Each of the magnetic cards obtained had streaks and unevenness on the coated surface caused by the support being invaded by the solvent during the coating of the magnetic coating, and the warpage caused by thermal deformation during drying was also great. . The measurement results are shown in Table 1 and Table 2.

(Comparative Example 5) A support having a thickness of 200 μm
A magnetic card was obtained in the same manner as in Example 1 except that a commercially available polyethylene terephthalate sheet of m.
Each of the obtained magnetic cards did not have streaks or unevenness on the coated surface caused by the support being invaded by the solvent during the coating of the magnetic coating material, and there was no warpage caused by thermal deformation during drying. The measurement results are shown in Table 1 and Table 2.

[0157]

[Table 1]

[0158]

[Table 2]

[0159]

INDUSTRIAL APPLICABILITY The present invention has solvent resistance, heat resistance, mechanical strength and durability equivalent to those of the current products, yet has a low calorific value when burned, and has thermal stability and processing during molding. And its storage stability during use are good, and even if it is abandoned in the natural world after use, it decomposes naturally, and even if it is incinerated, it does not generate any harmful calorific value and produces no harmful gas. A recording card can be provided.
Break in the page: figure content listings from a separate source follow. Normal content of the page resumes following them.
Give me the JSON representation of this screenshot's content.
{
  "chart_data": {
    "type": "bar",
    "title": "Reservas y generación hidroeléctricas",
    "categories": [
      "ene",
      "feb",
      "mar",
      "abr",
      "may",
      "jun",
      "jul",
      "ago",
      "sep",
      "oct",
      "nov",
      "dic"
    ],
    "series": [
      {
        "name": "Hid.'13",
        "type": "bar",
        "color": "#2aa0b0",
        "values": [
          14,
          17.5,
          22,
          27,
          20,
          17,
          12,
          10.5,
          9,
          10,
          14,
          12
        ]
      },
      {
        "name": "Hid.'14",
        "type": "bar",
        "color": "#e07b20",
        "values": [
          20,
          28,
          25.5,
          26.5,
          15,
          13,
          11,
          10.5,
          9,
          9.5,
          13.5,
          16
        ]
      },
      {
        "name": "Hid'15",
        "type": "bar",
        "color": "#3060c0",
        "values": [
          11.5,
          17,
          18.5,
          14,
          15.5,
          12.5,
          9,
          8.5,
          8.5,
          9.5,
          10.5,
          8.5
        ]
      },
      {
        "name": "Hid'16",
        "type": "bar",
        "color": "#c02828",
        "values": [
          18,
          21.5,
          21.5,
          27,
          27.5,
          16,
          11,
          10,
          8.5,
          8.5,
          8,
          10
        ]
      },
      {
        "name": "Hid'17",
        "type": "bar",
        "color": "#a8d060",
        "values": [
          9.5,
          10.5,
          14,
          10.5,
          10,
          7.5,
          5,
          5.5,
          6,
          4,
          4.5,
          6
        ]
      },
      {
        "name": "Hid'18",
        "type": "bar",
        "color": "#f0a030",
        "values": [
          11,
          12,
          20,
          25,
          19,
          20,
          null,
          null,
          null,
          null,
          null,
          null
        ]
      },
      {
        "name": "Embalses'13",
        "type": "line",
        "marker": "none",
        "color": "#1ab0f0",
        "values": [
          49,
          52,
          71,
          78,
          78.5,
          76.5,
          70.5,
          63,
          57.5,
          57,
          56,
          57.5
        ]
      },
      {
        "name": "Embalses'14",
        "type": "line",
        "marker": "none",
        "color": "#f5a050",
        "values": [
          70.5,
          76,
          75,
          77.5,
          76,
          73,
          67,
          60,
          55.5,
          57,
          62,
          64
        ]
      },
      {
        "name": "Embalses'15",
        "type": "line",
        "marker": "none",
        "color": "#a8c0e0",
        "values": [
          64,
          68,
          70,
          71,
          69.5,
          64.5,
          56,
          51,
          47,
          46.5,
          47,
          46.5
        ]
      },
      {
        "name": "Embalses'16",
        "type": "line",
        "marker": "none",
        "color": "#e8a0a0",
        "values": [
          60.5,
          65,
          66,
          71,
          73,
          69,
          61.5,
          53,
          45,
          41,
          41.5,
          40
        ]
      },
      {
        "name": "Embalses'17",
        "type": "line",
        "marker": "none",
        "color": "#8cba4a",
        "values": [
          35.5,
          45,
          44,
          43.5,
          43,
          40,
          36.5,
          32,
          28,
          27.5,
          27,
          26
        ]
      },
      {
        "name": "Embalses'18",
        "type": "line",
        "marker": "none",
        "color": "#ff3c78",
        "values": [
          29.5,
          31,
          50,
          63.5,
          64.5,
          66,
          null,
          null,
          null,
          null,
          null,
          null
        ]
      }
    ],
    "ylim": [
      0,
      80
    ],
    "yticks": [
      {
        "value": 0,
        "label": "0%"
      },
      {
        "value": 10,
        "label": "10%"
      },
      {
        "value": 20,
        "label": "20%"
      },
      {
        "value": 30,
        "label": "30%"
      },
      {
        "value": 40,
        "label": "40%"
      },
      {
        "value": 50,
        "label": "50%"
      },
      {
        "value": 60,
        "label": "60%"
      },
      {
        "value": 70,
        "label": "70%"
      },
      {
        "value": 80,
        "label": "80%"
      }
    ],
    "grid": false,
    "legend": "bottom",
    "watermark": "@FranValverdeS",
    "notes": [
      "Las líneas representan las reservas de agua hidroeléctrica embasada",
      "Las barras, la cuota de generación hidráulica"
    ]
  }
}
[Brief description of the drawings]

FIG. 1 is a sectional view schematically showing a configuration of a magnetic card according to Examples 1 to 11 of the present invention.
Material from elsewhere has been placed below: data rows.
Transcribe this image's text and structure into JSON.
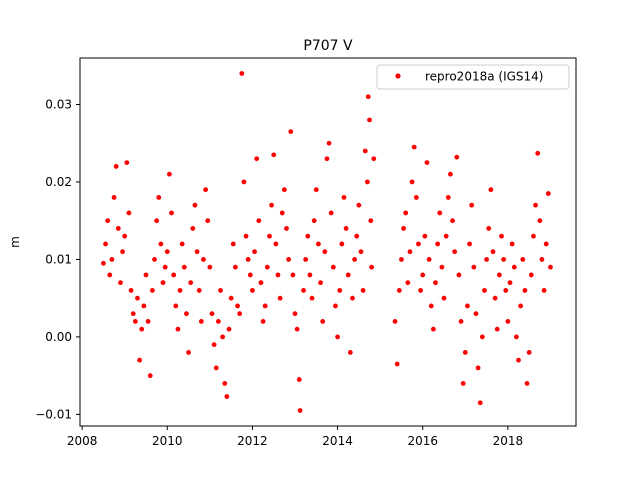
{
  "chart_data": {
    "type": "scatter",
    "title": "P707 V",
    "xlabel": "",
    "ylabel": "m",
    "xlim": [
      2007.95,
      2019.6
    ],
    "ylim": [
      -0.0115,
      0.036
    ],
    "xticks": [
      2008,
      2010,
      2012,
      2014,
      2016,
      2018
    ],
    "yticks": [
      -0.01,
      0.0,
      0.01,
      0.02,
      0.03
    ],
    "xtick_labels": [
      "2008",
      "2010",
      "2012",
      "2014",
      "2016",
      "2018"
    ],
    "ytick_labels": [
      "−0.01",
      "0.00",
      "0.01",
      "0.02",
      "0.03"
    ],
    "grid": false,
    "legend_position": "top-right",
    "series": [
      {
        "name": "repro2018a (IGS14)",
        "color": "#ff0000",
        "marker": "circle",
        "points": [
          [
            2008.5,
            0.0095
          ],
          [
            2008.55,
            0.012
          ],
          [
            2008.6,
            0.015
          ],
          [
            2008.65,
            0.008
          ],
          [
            2008.7,
            0.01
          ],
          [
            2008.75,
            0.018
          ],
          [
            2008.8,
            0.022
          ],
          [
            2008.85,
            0.014
          ],
          [
            2008.9,
            0.007
          ],
          [
            2008.95,
            0.011
          ],
          [
            2009.0,
            0.013
          ],
          [
            2009.05,
            0.0225
          ],
          [
            2009.1,
            0.016
          ],
          [
            2009.15,
            0.006
          ],
          [
            2009.2,
            0.003
          ],
          [
            2009.25,
            0.002
          ],
          [
            2009.3,
            0.005
          ],
          [
            2009.35,
            -0.003
          ],
          [
            2009.4,
            0.001
          ],
          [
            2009.45,
            0.004
          ],
          [
            2009.5,
            0.008
          ],
          [
            2009.55,
            0.002
          ],
          [
            2009.6,
            -0.005
          ],
          [
            2009.65,
            0.006
          ],
          [
            2009.7,
            0.01
          ],
          [
            2009.75,
            0.015
          ],
          [
            2009.8,
            0.018
          ],
          [
            2009.85,
            0.012
          ],
          [
            2009.9,
            0.007
          ],
          [
            2009.95,
            0.009
          ],
          [
            2010.0,
            0.011
          ],
          [
            2010.05,
            0.021
          ],
          [
            2010.1,
            0.016
          ],
          [
            2010.15,
            0.008
          ],
          [
            2010.2,
            0.004
          ],
          [
            2010.25,
            0.001
          ],
          [
            2010.3,
            0.006
          ],
          [
            2010.35,
            0.012
          ],
          [
            2010.4,
            0.009
          ],
          [
            2010.45,
            0.003
          ],
          [
            2010.5,
            -0.002
          ],
          [
            2010.55,
            0.007
          ],
          [
            2010.6,
            0.014
          ],
          [
            2010.65,
            0.017
          ],
          [
            2010.7,
            0.011
          ],
          [
            2010.75,
            0.006
          ],
          [
            2010.8,
            0.002
          ],
          [
            2010.85,
            0.01
          ],
          [
            2010.9,
            0.019
          ],
          [
            2010.95,
            0.015
          ],
          [
            2011.0,
            0.009
          ],
          [
            2011.05,
            0.003
          ],
          [
            2011.1,
            -0.001
          ],
          [
            2011.15,
            -0.004
          ],
          [
            2011.2,
            0.002
          ],
          [
            2011.25,
            0.006
          ],
          [
            2011.3,
            0.0
          ],
          [
            2011.35,
            -0.006
          ],
          [
            2011.4,
            -0.0077
          ],
          [
            2011.45,
            0.001
          ],
          [
            2011.5,
            0.005
          ],
          [
            2011.55,
            0.012
          ],
          [
            2011.6,
            0.009
          ],
          [
            2011.65,
            0.004
          ],
          [
            2011.7,
            0.003
          ],
          [
            2011.75,
            0.034
          ],
          [
            2011.8,
            0.02
          ],
          [
            2011.85,
            0.013
          ],
          [
            2011.9,
            0.01
          ],
          [
            2011.95,
            0.008
          ],
          [
            2012.0,
            0.006
          ],
          [
            2012.05,
            0.011
          ],
          [
            2012.1,
            0.023
          ],
          [
            2012.15,
            0.015
          ],
          [
            2012.2,
            0.007
          ],
          [
            2012.25,
            0.002
          ],
          [
            2012.3,
            0.004
          ],
          [
            2012.35,
            0.009
          ],
          [
            2012.4,
            0.013
          ],
          [
            2012.45,
            0.017
          ],
          [
            2012.5,
            0.0235
          ],
          [
            2012.55,
            0.012
          ],
          [
            2012.6,
            0.008
          ],
          [
            2012.65,
            0.005
          ],
          [
            2012.7,
            0.016
          ],
          [
            2012.75,
            0.019
          ],
          [
            2012.8,
            0.014
          ],
          [
            2012.85,
            0.01
          ],
          [
            2012.9,
            0.0265
          ],
          [
            2012.95,
            0.008
          ],
          [
            2013.0,
            0.003
          ],
          [
            2013.05,
            0.001
          ],
          [
            2013.1,
            -0.0055
          ],
          [
            2013.12,
            -0.0095
          ],
          [
            2013.2,
            0.006
          ],
          [
            2013.25,
            0.01
          ],
          [
            2013.3,
            0.013
          ],
          [
            2013.35,
            0.008
          ],
          [
            2013.4,
            0.005
          ],
          [
            2013.45,
            0.015
          ],
          [
            2013.5,
            0.019
          ],
          [
            2013.55,
            0.012
          ],
          [
            2013.6,
            0.007
          ],
          [
            2013.65,
            0.002
          ],
          [
            2013.7,
            0.011
          ],
          [
            2013.75,
            0.023
          ],
          [
            2013.8,
            0.025
          ],
          [
            2013.85,
            0.016
          ],
          [
            2013.9,
            0.009
          ],
          [
            2013.95,
            0.004
          ],
          [
            2014.0,
            0.0
          ],
          [
            2014.05,
            0.006
          ],
          [
            2014.1,
            0.012
          ],
          [
            2014.15,
            0.018
          ],
          [
            2014.2,
            0.014
          ],
          [
            2014.25,
            0.008
          ],
          [
            2014.3,
            -0.002
          ],
          [
            2014.35,
            0.005
          ],
          [
            2014.4,
            0.01
          ],
          [
            2014.45,
            0.013
          ],
          [
            2014.5,
            0.017
          ],
          [
            2014.55,
            0.011
          ],
          [
            2014.6,
            0.006
          ],
          [
            2014.65,
            0.024
          ],
          [
            2014.7,
            0.02
          ],
          [
            2014.72,
            0.031
          ],
          [
            2014.75,
            0.028
          ],
          [
            2014.78,
            0.015
          ],
          [
            2014.8,
            0.009
          ],
          [
            2014.85,
            0.023
          ],
          [
            2015.35,
            0.002
          ],
          [
            2015.4,
            -0.0035
          ],
          [
            2015.45,
            0.006
          ],
          [
            2015.5,
            0.01
          ],
          [
            2015.55,
            0.014
          ],
          [
            2015.6,
            0.016
          ],
          [
            2015.65,
            0.007
          ],
          [
            2015.7,
            0.011
          ],
          [
            2015.75,
            0.02
          ],
          [
            2015.8,
            0.0245
          ],
          [
            2015.85,
            0.018
          ],
          [
            2015.9,
            0.012
          ],
          [
            2015.95,
            0.006
          ],
          [
            2016.0,
            0.008
          ],
          [
            2016.05,
            0.013
          ],
          [
            2016.1,
            0.0225
          ],
          [
            2016.15,
            0.01
          ],
          [
            2016.2,
            0.004
          ],
          [
            2016.25,
            0.001
          ],
          [
            2016.3,
            0.007
          ],
          [
            2016.35,
            0.012
          ],
          [
            2016.4,
            0.016
          ],
          [
            2016.45,
            0.009
          ],
          [
            2016.5,
            0.005
          ],
          [
            2016.55,
            0.013
          ],
          [
            2016.6,
            0.018
          ],
          [
            2016.65,
            0.021
          ],
          [
            2016.7,
            0.015
          ],
          [
            2016.75,
            0.011
          ],
          [
            2016.8,
            0.0232
          ],
          [
            2016.85,
            0.008
          ],
          [
            2016.9,
            0.002
          ],
          [
            2016.95,
            -0.006
          ],
          [
            2017.0,
            -0.002
          ],
          [
            2017.05,
            0.004
          ],
          [
            2017.1,
            0.012
          ],
          [
            2017.15,
            0.017
          ],
          [
            2017.2,
            0.009
          ],
          [
            2017.25,
            0.003
          ],
          [
            2017.3,
            -0.004
          ],
          [
            2017.35,
            -0.0085
          ],
          [
            2017.4,
            0.0
          ],
          [
            2017.45,
            0.006
          ],
          [
            2017.5,
            0.01
          ],
          [
            2017.55,
            0.014
          ],
          [
            2017.6,
            0.019
          ],
          [
            2017.65,
            0.011
          ],
          [
            2017.7,
            0.005
          ],
          [
            2017.75,
            0.001
          ],
          [
            2017.8,
            0.008
          ],
          [
            2017.85,
            0.013
          ],
          [
            2017.9,
            0.01
          ],
          [
            2017.95,
            0.006
          ],
          [
            2018.0,
            0.002
          ],
          [
            2018.05,
            0.007
          ],
          [
            2018.1,
            0.012
          ],
          [
            2018.15,
            0.009
          ],
          [
            2018.2,
            0.0
          ],
          [
            2018.25,
            -0.003
          ],
          [
            2018.3,
            0.004
          ],
          [
            2018.35,
            0.01
          ],
          [
            2018.4,
            0.006
          ],
          [
            2018.45,
            -0.006
          ],
          [
            2018.5,
            -0.002
          ],
          [
            2018.55,
            0.008
          ],
          [
            2018.6,
            0.013
          ],
          [
            2018.65,
            0.017
          ],
          [
            2018.7,
            0.0237
          ],
          [
            2018.75,
            0.015
          ],
          [
            2018.8,
            0.01
          ],
          [
            2018.85,
            0.006
          ],
          [
            2018.9,
            0.012
          ],
          [
            2018.95,
            0.0185
          ],
          [
            2019.0,
            0.009
          ]
        ]
      }
    ]
  }
}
FIG. 2 is a sectional view schematically showing the structure of a magnetic card of Example 12 of the present invention.
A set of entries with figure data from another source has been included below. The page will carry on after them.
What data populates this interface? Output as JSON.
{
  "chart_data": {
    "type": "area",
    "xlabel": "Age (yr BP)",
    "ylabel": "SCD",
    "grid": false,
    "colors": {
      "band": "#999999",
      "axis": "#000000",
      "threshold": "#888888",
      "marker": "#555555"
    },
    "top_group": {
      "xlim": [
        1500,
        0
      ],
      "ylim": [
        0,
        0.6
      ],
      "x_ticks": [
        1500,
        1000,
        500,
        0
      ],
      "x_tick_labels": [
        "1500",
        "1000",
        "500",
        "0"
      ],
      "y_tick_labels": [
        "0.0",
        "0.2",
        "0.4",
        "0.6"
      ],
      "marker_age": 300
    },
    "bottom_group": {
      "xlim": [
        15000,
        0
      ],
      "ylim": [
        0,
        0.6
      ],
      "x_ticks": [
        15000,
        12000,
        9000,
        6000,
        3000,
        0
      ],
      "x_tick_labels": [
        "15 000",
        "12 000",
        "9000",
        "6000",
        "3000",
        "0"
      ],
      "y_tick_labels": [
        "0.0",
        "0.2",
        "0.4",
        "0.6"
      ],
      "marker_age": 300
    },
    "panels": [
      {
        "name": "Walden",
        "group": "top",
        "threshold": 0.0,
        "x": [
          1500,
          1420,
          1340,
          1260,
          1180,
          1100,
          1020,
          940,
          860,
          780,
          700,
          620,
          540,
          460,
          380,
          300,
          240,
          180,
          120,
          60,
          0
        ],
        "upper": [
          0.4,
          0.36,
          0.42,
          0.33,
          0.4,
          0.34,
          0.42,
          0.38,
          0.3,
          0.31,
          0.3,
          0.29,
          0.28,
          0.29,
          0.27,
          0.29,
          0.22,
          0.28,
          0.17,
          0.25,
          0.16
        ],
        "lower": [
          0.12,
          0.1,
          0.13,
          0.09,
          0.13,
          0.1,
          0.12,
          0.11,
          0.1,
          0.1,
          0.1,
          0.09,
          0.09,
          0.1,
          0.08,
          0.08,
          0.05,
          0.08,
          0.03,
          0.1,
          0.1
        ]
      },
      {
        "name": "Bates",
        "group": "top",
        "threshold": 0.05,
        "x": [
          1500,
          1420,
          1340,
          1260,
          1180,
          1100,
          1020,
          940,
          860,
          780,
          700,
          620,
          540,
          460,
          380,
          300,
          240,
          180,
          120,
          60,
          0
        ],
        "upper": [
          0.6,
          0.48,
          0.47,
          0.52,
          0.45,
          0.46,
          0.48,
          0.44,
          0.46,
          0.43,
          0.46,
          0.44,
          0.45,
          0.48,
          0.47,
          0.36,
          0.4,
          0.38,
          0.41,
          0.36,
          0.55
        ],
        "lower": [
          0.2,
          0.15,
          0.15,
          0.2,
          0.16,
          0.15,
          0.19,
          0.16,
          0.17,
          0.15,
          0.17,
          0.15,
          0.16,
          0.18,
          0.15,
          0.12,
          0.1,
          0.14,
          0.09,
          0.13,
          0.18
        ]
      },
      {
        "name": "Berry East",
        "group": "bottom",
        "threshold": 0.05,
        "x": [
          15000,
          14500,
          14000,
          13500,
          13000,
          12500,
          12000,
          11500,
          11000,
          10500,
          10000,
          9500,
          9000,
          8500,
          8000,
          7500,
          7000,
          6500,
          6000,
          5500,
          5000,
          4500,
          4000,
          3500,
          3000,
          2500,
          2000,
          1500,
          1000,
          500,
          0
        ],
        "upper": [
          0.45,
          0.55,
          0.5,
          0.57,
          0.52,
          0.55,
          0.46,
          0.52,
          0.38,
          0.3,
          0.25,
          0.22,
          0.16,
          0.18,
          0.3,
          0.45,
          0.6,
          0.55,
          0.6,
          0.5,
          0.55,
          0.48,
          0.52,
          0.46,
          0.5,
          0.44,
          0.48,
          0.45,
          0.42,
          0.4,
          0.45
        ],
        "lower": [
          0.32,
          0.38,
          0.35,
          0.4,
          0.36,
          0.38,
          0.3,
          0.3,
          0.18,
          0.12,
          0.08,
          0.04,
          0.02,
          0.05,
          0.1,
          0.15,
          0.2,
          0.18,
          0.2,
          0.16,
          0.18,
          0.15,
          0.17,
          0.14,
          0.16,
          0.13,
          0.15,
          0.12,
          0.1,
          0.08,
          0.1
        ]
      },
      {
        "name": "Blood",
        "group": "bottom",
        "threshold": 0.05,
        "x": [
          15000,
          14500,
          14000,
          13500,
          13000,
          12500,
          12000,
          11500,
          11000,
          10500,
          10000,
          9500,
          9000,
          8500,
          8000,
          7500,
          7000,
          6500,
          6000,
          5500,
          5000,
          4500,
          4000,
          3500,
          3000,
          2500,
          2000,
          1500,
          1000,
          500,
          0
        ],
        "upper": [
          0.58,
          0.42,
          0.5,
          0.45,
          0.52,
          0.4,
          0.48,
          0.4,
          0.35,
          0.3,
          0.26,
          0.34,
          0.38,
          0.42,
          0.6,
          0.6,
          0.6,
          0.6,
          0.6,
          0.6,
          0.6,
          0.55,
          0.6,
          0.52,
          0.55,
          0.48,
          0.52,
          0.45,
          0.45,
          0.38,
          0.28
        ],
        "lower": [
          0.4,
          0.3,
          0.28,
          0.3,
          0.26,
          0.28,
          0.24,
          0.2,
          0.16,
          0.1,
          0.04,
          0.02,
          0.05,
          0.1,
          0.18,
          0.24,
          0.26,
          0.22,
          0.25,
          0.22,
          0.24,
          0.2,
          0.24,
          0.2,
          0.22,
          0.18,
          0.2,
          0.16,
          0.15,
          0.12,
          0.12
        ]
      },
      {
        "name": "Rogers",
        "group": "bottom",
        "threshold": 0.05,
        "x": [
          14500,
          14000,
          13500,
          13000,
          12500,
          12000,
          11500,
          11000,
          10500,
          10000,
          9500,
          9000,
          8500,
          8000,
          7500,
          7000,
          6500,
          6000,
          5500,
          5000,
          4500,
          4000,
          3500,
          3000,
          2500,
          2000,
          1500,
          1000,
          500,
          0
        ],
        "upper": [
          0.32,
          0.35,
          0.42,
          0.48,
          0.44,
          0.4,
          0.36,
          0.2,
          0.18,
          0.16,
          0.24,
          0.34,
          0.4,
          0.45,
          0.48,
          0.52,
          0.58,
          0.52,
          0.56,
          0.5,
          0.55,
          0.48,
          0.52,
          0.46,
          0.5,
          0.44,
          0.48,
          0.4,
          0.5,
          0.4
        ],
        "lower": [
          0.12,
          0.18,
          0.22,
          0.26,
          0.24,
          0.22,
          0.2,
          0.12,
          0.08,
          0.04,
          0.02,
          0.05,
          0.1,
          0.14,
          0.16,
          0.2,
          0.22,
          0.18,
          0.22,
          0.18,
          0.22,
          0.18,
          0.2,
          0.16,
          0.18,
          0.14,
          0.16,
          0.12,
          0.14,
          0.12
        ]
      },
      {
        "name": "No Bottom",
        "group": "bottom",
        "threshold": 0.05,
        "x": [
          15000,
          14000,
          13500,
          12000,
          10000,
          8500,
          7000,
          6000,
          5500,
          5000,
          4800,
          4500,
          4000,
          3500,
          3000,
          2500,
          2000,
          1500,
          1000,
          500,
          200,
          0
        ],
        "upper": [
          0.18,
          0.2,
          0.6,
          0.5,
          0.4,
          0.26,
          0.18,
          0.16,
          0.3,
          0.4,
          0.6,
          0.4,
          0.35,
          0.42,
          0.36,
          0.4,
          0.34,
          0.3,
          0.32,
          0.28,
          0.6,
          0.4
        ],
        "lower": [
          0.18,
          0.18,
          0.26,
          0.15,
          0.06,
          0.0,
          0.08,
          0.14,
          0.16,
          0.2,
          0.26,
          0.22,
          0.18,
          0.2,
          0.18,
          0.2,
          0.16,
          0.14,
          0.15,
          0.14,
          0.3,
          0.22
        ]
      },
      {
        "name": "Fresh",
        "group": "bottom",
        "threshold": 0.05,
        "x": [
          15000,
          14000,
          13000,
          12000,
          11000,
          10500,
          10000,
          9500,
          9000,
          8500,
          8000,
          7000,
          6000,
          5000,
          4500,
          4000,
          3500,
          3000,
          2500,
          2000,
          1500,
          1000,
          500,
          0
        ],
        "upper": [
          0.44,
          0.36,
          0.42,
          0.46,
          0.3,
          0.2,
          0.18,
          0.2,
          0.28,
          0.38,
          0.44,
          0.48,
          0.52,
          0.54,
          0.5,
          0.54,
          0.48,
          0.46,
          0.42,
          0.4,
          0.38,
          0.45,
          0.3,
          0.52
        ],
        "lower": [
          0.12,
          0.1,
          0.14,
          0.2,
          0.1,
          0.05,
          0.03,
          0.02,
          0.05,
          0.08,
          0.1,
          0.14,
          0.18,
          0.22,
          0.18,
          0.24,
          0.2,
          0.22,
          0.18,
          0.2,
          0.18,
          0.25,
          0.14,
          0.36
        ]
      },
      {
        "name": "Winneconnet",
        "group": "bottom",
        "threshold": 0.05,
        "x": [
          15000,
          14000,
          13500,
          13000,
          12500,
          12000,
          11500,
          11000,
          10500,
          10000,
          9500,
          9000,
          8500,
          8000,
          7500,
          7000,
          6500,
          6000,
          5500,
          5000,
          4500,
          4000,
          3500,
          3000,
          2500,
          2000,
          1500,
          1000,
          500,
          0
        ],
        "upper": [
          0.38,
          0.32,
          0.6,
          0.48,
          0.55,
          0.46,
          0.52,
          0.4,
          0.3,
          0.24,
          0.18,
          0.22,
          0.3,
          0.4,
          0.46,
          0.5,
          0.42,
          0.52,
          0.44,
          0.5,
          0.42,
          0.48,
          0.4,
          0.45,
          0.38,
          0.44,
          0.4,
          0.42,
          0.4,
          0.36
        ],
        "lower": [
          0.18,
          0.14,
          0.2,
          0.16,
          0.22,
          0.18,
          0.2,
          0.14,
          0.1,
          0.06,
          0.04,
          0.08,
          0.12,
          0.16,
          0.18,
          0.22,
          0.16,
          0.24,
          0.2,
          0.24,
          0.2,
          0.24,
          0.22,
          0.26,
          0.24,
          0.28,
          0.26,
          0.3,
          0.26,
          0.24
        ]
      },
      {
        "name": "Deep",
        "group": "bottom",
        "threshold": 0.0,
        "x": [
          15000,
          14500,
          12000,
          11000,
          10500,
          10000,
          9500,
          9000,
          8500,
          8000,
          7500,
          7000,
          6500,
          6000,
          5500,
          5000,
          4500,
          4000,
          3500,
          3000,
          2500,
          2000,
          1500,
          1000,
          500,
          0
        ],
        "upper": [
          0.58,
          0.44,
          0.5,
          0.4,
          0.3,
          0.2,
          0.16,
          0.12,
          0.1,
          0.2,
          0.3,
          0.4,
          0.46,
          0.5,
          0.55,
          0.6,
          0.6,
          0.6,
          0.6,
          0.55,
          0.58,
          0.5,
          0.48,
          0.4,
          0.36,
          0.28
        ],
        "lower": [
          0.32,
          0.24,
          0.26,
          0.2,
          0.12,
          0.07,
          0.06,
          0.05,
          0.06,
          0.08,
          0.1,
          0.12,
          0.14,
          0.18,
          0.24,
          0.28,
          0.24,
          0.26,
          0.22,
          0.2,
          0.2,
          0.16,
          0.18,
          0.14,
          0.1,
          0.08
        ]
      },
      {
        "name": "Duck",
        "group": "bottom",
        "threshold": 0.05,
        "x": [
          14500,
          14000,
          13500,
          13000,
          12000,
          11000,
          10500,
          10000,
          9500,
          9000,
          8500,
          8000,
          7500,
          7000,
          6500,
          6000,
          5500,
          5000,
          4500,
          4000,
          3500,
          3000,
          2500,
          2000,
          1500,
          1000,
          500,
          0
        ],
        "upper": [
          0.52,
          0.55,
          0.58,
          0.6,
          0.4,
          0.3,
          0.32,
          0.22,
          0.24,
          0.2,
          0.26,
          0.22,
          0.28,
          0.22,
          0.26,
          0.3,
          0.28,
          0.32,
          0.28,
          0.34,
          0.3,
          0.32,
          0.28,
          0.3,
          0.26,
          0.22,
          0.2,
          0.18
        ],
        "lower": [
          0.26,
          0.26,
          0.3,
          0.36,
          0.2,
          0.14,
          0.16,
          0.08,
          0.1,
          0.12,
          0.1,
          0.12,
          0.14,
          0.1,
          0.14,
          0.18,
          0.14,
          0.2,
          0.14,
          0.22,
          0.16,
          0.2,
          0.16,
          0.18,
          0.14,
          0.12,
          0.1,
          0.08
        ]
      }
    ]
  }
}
FIG. 3 is a sectional view schematically showing the configuration of a magnetic card of Example 13 of the present invention.

[Explanation of symbols]

 1: Protective layer 2: Magnetic layer 3: Support 4: Lactic acid type polyester layer 5: Lactic acid type polyester layer different from 4 6: Paper layer 7: Printing layer

─────────────────────────────────────────────────── ─── Continuation of the front page (51) Int.Cl. ⁶ Identification code Internal reference number FI Technical display location G11B 5/80 G11B 5/80 // C08L 67:04

Claims (9)

[Claims] 1. An information recording card, wherein at least a part of the support is composed of crystallized and / or stretched lactic acid-based polyester. 2. The information recording card according to claim 1, wherein the lactic acid-based polyester is crystallized. 3. The information recording card according to claim 1, wherein the lactic acid-based polyester has a polymerization catalyst deactivated. 4. The information recording card according to claim 3, wherein the deactivation treatment of the polymerization catalyst is performed by using a chelating agent and / or an acidic phosphoric acid ester. 5. The information recording card according to any one of claims 1 to 4, wherein the lactic acid-based polyester contains a structural component (A) derived from lactic acid as an essential component. 6. The structural component (A) derived from lactic acid is L-
The information recording card according to claim 5, which contains 70% by weight or more of a structural component derived from lactic acid or D-lactic acid. 7. A lactic acid-based polyester comprises a structural component (A) derived from lactic acid, a structural component (B) derived from a dicarboxylic acid, and a structural component (C) derived from a diol as essential components. The information recording card according to claim 5, wherein the information recording card is present. 8. A structural component (B) derived from a dicarboxylic acid.
8. The information recording card according to claim 7, wherein both the structural component (C) derived from and diol have an aliphatic structure. 9. The information recording card according to claim 1, wherein the information recording card is a magnetic card.